Foi “excecional” e “extraordinária”, veredicto do maestro António Victorino de Almeida, que esteve entre a assistência num desses momentos. “A Callas foi a pessoa que marcou o momento histórico ímpar”, sublinha ainda Elisabete Matos, atual diretora criativa do teatro, confirmando que a capital parou com a sua presença. Passados 65 anos recordamos a sua passagem por Lisboa.
Uma diva trazida por um vendaval
“Enfim Lisboa!” terá exclamado Callas quando aterrou na capital, segundo relata a revista O Século Ilustrado. A cantora de ópera aterrou no aeroporto da Portela vinda de Madrid e no meio de um grande vendaval. Antes, tinha estado em tournée pelos Estados Unidos da América. O Diário de Notícias de 26 de março de 1958 dedicou ao momento uma grande parte da sua primeira página com o título “Um vendaval trouxe-nos Maria Callas. Simpática e sorridente e sem ‘incidentes’”. Callas chegou com o marido, Giovanni Battista Meneghini, e com o seu cão, um caniche chamado Toy. A expectativa era grande e o jornal descreve a agitação antes da sua chegada. “Havia um desejo irreprimível de ver Maria Meneghini em carne e osso, de observar as suas reações, de verificar como se comportava. Discutia-se a voz, o físico, a fortuna e o temperamento da famosa soprano. Sobretudo o temperamento.”
Maria Callas era precedida pela fama de algum mau feitio. Em janeiro desse mesmo ano, durante uma atuação da “Norma” de Bellini em Roma, e perante não só toda a alta sociedade da época como também do Presidente de Itália, a cantora abandonou o palco depois do primeiro ato. Alegou que se sentia doente, mas foi muito criticada o ficou no ar a ansiedade de que o caso se pudesse repetir, nomeadamente, em Lisboa. Quando Maria Callas saiu, sorridente, do avião as dúvidas dissiparam-se com o vendaval. “Um desmentido total para os anti-Callas.
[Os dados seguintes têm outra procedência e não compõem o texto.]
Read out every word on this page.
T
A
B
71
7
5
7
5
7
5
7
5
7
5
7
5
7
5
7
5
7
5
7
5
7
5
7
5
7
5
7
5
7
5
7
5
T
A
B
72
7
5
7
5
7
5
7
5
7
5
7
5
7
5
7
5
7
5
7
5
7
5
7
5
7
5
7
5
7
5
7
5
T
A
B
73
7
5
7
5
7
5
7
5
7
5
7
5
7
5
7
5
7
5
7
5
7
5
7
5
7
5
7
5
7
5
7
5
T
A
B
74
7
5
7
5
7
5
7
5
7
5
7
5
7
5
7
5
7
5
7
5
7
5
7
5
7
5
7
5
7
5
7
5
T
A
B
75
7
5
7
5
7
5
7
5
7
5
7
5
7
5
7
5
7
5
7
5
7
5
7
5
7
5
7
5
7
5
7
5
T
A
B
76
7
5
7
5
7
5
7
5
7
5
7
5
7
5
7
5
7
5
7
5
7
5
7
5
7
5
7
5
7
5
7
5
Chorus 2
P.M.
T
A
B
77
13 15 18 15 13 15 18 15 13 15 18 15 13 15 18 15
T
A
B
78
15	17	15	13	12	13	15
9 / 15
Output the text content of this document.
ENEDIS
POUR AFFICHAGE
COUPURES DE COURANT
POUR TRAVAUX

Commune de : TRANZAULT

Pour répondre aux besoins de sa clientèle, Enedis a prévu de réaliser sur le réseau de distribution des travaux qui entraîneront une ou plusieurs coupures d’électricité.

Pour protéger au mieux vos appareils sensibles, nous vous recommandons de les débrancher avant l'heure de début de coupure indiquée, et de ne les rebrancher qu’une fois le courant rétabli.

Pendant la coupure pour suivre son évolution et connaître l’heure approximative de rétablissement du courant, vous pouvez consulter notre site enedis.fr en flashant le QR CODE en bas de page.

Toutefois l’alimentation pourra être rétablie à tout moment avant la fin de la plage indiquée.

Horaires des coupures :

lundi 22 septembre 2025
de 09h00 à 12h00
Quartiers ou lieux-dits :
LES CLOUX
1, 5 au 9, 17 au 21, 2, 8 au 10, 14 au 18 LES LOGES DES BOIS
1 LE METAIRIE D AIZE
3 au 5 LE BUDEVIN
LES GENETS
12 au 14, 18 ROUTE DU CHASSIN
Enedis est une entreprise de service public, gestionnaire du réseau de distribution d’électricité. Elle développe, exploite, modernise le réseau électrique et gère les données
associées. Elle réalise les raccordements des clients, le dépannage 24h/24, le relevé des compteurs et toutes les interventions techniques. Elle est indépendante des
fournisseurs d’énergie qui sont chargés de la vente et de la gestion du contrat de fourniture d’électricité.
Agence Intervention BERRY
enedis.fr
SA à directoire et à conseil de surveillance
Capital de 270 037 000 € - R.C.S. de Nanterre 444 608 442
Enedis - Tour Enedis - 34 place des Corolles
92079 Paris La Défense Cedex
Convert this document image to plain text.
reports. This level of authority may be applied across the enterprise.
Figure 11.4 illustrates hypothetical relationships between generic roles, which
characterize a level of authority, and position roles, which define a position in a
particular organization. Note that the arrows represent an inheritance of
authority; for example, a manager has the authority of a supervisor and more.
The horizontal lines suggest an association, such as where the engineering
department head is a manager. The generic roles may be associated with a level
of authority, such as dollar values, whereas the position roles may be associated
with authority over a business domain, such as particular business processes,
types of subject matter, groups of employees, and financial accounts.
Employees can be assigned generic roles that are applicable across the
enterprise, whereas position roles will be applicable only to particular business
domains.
A ‘toilette’, essa, simples, mas chique: casaco cor de cereja ‘cardinal’, com gola de pele; um chapelinho ‘mignon’, da mesma cor; sapatos e luvas pretas; nas orelhas, belíssimas pérolas. Um lenço de seda, de bom gosto, a defender a garganta. O penteado, com franja a cair a testa, recordava a adorável Audrey, e dava-lhe um azougado, ‘gavroche’”, escreveu o Diário de Notícias.
A diva foi recebida pelo diretor do Teatro de São Carlos, José de Figueiredo, com um ramo de flores, mas também lá estava o cônsul da Grécia, bem como admiradores e “mirones”. Perguntaram-lhe se estava “contente por se apresentar em Portugal”, ao que respondeu: “Sem dúvida. Só faço o que me dá prazer. De contrário não teria vindo… De resto, conheço bem a magnífica tradição do vosso teatro de S. Carlos”.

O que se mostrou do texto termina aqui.